Le borse sotto gli occhi, per le palpebre inferiori possono essere rimosse dall'interno (via trans congiuntivale); la procedura non necessita di incisioni esterne e quindi di alcun punto di sutura e non comporta alcun segno visibile esterno (se non quelli temporanei dovuti al gonfiore e alle ecchimosi).
Quando è necessario rimuovere anche un eccesso cutaneo palpebrale, è necessario incidere la cute vicino alla linea delle ciglia. In questo caso la rimozione delle borse adipose può avvenire per la stessa via. Se indicato, per questa via è possibile anche sospendere il muscolo orbicolare ( il muscolo delle palpebre) per ottenere il lifting delle palpebre inferiori.

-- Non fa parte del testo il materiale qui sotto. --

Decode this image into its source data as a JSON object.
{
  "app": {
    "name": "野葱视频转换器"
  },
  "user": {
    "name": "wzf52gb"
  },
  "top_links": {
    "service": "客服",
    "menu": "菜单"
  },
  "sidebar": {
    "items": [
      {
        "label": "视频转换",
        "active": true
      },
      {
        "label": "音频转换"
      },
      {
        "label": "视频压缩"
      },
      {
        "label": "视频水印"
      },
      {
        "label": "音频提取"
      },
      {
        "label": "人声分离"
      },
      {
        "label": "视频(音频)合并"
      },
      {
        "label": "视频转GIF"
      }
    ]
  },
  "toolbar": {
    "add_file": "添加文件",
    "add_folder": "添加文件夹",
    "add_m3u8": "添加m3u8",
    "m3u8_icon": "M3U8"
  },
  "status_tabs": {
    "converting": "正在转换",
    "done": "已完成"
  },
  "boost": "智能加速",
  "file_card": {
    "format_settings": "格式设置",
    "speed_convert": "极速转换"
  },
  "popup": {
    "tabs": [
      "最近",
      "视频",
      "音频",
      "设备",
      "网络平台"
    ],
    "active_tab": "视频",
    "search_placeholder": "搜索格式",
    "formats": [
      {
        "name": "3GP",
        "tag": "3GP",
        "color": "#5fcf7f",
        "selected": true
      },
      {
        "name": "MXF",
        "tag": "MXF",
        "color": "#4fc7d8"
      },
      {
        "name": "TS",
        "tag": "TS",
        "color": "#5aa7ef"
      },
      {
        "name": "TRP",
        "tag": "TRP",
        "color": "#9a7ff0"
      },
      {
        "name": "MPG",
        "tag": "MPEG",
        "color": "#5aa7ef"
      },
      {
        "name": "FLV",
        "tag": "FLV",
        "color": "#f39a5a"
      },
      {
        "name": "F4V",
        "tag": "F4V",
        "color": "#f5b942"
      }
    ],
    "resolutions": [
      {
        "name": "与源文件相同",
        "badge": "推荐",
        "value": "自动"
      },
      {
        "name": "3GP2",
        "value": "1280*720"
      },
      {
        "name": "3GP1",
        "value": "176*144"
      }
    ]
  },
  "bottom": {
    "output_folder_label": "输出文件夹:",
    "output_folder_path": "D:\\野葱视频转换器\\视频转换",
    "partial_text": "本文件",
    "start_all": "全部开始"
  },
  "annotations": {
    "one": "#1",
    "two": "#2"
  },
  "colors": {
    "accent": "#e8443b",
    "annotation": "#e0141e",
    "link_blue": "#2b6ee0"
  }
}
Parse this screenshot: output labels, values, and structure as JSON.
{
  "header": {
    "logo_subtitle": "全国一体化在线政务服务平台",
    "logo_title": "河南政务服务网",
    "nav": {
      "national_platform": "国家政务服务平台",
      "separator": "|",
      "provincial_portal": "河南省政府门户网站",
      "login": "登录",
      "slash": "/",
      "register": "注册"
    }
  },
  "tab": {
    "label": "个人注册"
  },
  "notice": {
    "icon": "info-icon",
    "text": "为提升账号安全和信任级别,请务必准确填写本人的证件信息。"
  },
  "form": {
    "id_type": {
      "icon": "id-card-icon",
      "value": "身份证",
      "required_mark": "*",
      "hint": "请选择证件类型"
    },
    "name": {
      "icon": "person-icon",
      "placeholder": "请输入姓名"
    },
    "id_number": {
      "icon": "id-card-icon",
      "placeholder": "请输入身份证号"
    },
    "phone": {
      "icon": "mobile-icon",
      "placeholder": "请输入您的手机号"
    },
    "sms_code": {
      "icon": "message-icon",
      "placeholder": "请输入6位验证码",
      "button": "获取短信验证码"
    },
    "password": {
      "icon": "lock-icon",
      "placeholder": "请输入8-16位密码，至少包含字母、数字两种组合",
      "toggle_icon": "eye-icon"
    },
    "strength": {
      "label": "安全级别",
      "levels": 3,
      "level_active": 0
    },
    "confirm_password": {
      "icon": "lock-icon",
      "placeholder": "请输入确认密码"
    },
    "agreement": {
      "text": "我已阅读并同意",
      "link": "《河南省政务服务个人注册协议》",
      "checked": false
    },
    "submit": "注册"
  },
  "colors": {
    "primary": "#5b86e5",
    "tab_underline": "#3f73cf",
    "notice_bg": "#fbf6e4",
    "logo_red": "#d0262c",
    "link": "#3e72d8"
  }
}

E' possibile nel corso di questa procedura sollevare anche i tessuti molli delle guance sospendendoli profondamente al margine osseo delle orbite.
L’intervento alle palpebre superiori consiste in un’incisione praticata a livello della plica cutanea di riflessione e proseguita lateralmente verso l'alto per consentire la rimozione della cute in eccesso. Prima della sutura finale, se indicata si esegue l’asportazione delle ernie adipose.
LE PTOSI PALPEBRALI
Consistono nella posizione anomala della palpebra superiore. L'elevazione della palpebra superiore si realizza ad opera del muscolo elevatore e dal suo tendine. Per motivi congeniti od acquisiti il meccanismo di elevazione che consente alle palpebre di assumere le varie posizioni nella dinamica dello sguardo, subisce una alterazione con evidente diminuzione della sua funzione o con sua totale interruzione.
In quest'ultimo caso il soggetto non riesce ad aprile l'occhio o gli occhi mentre nei casi di disfunzione parziale le palpebre risultano abbassate in misura variabile, a seconda della gravità del difetto, conferendo al paziente l'espressione di stanchezza o di "scarsa vigilanza".
L'intervento correttivo non ha nulla a che vedere con la blefaroplastica estetica ma consiste nel ripristino della funzione dell'elevatore, nei modi che il tipo di difetto di volta in volta richiede.